The avocado troll leaned against the doorway leading into the barn, and watched the two of them -- each simply taking comfort from the company of the other, the two-legged and the four-legged leaning into each other as if they were the same species, communicating in a language they had taught each other on the trail. The horse mouthed the hair at the nape of Kid's neck as Kid ran the brush down the horse's side, almost as though Kid were a younger, skittish member of his herd that needed comforting. She wondered how much the horse understood of what was going on.

She couldn't help but notice the discarded mug in the corner, the now cooled cocoa spilled into the hay. It was unfair, perhaps, to expect Kid to take the same pleasure from these things that the others did. It was also unfair, she thought with a pang, to use Kid in their upcoming battle. If she had had a choice, she would have sent him on his way with a round of whiskey and a purse full of gold for his trouble. But she didn't have a choice.

Taking a deep breath, she straightened, and braced herself for what she had to do next. "Kid," she said, quietly.

He straightened suddenly, tense, and on guard. His hand went to the place where his gun wasn't before dropping to his side.

"It's only me," she said, walking toward him, hoping that her voice sounded unforced. "We got separated after leaving the Valeyard's cave, and I wondered if you saw anything back there I should know about." She sat down on the tack box and patted the space beside her.

Cautiously, Kid left the stall and joined her. "Yeah," he said, after a while. "Yeah, I s'pose there is..." But he fell silent again.

She studied his face. There was something different about it, something a little more -- what? Self-assured? No, not exactly... But there was something... "So," she said, as much to herself as to him, "you did remember something, didn't you?"

"You're not being straight with me, are you?" Kid asked, but without malice ... almost as if that's what he expected.

"Well," she admitted, "Imran did tell me a little of what you told him. But it was pretty spotty. I want to hear your version."

Kid leaned back against the wall. His shoulders relaxed. A faraway look came into his eyes. "She's called 'the Contessa'...." he began. And told her everything: about the way the light crept 'round the heavy velvet curtains, and the way her hands moved, the lamplight, and the crystal ball, and her laugh. And the way he was free from nightmares after, and the charm she gave him, the last time he went to see her. "She was the one I was going to see, to report to," he concluded, "when -- when I got sidetracked. I'm sorry.... I don't remember any more."
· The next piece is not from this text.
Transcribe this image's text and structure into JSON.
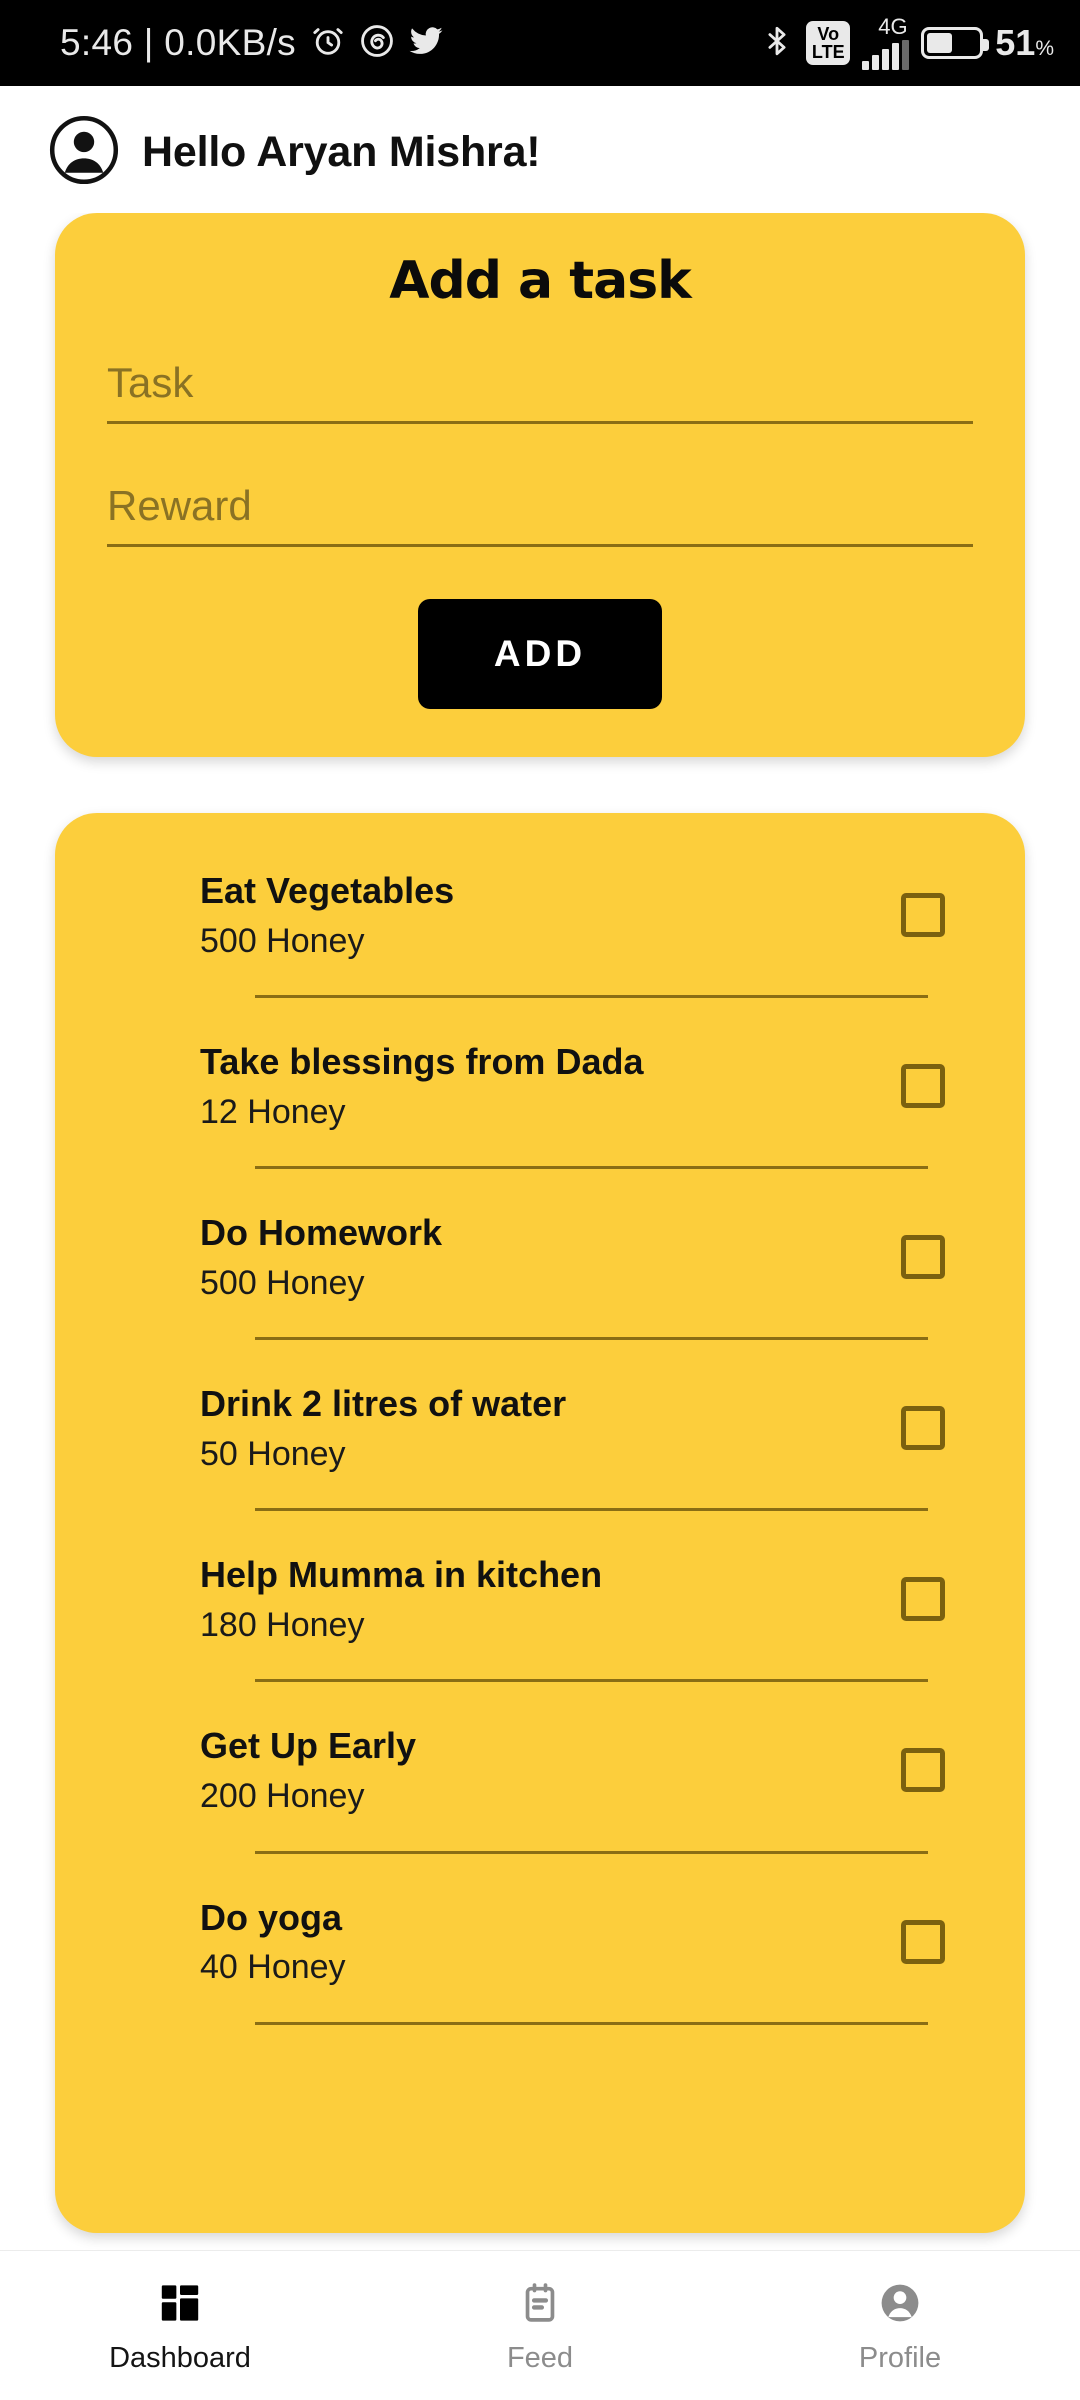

"Of course!" the avocado troll said. "The Storyteller! Who else would be so interested if trouble started, and the stories themselves started to unravel? I wonder..." she mused. "Did the Contessa know what you were looking for, even if you didn't? Or did she just sense that something was 'off'? If she did know, then maybe that charm she gave you is some sort of clue.

"...Kid, may I see that charm, please? I'd like to take a closer look. I'll give it back, I promise."

Kid hesitated, and for a moment, the troll thought he was going to refuse. But then, slowly, carefully, he lifted the thong from around his neck and handed it to her.

She cradled the bead in her palm. It was so small, so finely carved, a shade somewhere between turquoise and lapis lazuli. There seemed to be something carved on it, besides the eye design -- some sygil, or glyph. She tilted her palm, hoping the light pouring in from the dance floor beyond would help her see better. It didn't. Patting down her vest pockets with her free hand, she found the pocket-sized flashlight, and turned it on.

Kid leapt up and away from her so quickly that the tack box rocked underneath her. His horse, startled, half reared in his stall, banging one hoof against the door at her back.

Suddenly, she realized what she had done. "I'm sorry, Kid," she said, with an embarrassed chuckle. "I keep forgetting what technology you're familiar with... You're so comfortable with the TARDIS. This is called a 'flashlight', it's --"

"I-I don't care what it's called," he said. "Just get it away from me!"

She turned it off, and put it down, where he could see it. "It's okay, Kid," she said. "It's perfectly harmless. Take it. See for --"


She had never seen him like this. His lips had lost all color. Even from eight feet away, she could see that his whole body was shaking. Beads of sweat rolled down his face, staining his collar. He was pacing now, turning in circles, but all the while, he kept his eyes fixed on hers.

"I never should have trusted you!" he spat out.

"Kid --"

"Admit it! You're one of Them!"

"Who, Kid?"

But Kid didn't seem to hear her. He crumpled in on himself, whimpering, into a fetal position, his eyes wild and staring at something in the distance, something that wasn't there -- except in his memory.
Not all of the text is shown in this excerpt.